Hmm. AC sent me this interesting article comparing makeup and veiling.  The main idea is that there are some cultures in which women feel they can’t leave the house without makeup and some in which women feel they can’t leave the house without veils– and that this similarity is significant.  Although this is certainly right, the article made me feel a bit uneasy and I think I now see why.  The comparison, which is clearly directed at an audience that is more familiar with makeup than with veiling can be used in (at least) two ways: (1) to make veiling, which seems strange and foreign and “other”, is more comprehensible than it might initially seem; (2) to show that makeup, which may seem just fine to us, is really oppressive, just like veiling.  The author does (2). What bothers me is the author’s unexamined assumption that veiling– of whatever kind, done for whatever reason– simply is oppressive.  (And I do mean ‘unexamined’– the article hardly discusses veils at all.) For some good discussion of the complexities of veiling, see Hoodfar 1993, “The Veil in Their Minds and On Our Heads”, _Review of Feminist Research_ 22 (3-4): 2-18.

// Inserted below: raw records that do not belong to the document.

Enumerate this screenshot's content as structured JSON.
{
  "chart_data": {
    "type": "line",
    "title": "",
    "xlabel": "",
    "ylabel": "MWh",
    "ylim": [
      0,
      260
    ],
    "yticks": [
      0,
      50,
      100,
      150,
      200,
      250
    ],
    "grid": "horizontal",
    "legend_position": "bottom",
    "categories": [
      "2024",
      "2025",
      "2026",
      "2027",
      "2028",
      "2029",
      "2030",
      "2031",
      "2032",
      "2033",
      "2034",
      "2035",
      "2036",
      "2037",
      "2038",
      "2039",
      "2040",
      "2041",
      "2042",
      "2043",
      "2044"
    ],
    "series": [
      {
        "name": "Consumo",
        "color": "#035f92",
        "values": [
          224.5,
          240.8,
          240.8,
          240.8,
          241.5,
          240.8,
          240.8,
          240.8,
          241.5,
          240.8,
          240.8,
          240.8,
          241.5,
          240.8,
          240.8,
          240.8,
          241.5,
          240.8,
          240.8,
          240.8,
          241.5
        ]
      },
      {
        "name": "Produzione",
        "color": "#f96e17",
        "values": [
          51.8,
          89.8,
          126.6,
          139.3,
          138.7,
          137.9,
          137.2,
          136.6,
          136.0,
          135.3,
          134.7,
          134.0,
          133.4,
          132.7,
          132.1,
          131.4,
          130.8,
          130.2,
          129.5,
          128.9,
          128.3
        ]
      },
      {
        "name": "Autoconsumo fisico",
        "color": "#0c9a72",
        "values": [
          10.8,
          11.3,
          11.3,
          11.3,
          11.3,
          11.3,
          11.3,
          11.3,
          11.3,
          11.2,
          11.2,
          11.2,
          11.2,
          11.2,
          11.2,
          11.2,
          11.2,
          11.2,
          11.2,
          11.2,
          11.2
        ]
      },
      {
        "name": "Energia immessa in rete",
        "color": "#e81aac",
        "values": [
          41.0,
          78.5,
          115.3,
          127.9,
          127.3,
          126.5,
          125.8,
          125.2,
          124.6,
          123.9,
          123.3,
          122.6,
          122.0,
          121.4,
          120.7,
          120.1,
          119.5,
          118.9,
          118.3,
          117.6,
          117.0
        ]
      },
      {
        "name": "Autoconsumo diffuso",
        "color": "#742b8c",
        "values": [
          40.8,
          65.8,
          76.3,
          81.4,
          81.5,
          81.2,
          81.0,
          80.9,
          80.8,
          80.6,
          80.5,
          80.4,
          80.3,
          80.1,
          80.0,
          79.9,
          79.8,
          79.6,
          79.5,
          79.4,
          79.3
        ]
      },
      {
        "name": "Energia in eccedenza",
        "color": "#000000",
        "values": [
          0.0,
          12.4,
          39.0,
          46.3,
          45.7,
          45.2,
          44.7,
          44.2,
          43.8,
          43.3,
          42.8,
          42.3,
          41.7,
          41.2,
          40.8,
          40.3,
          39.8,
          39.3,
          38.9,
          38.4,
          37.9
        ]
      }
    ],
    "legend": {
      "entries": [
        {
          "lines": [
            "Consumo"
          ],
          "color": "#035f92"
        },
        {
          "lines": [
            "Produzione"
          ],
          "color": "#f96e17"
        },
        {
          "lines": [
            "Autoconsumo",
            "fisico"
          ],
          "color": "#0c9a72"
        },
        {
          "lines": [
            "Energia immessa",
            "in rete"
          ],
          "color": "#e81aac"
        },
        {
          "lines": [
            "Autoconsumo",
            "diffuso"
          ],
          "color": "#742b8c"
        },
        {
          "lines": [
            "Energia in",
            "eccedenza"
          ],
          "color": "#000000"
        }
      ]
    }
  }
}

Still, the analogy is well worth considering, and there’s some interesting stuff on the history of makeup (or at least of claims about makeup). Apparently, “in 1964, sexologists Harry Benjamin and R.E.L. Masters claimed that lipstick wearing had its origins with prostitutes in the Middle East as it was “supposed to make the mouth resemble the vulva and it was first worn by those females who specialised in oral stimulation of the penis.”” Interesting if true.

Culture-killing

Tracy Clark-Flory at Broadsheet discusses the controversy over Richard Gere kissing Bollywood star Shilpa Shetty here. This includes a recent article titled, “The Kiss of Death: Can a Kiss Kill a Civilization?”. This all reminds me of Uma Narayan’s very convincing and important discussions of cultural essentialism (e.g. _Dislocating Cultures_, Routledge 1997). Key questions include: what are these things we call ‘cultures’, and who decides what their essential traits are, such that some changes (often those involving women’s roles and behaviours) supposedly kill cultures, while others don’t?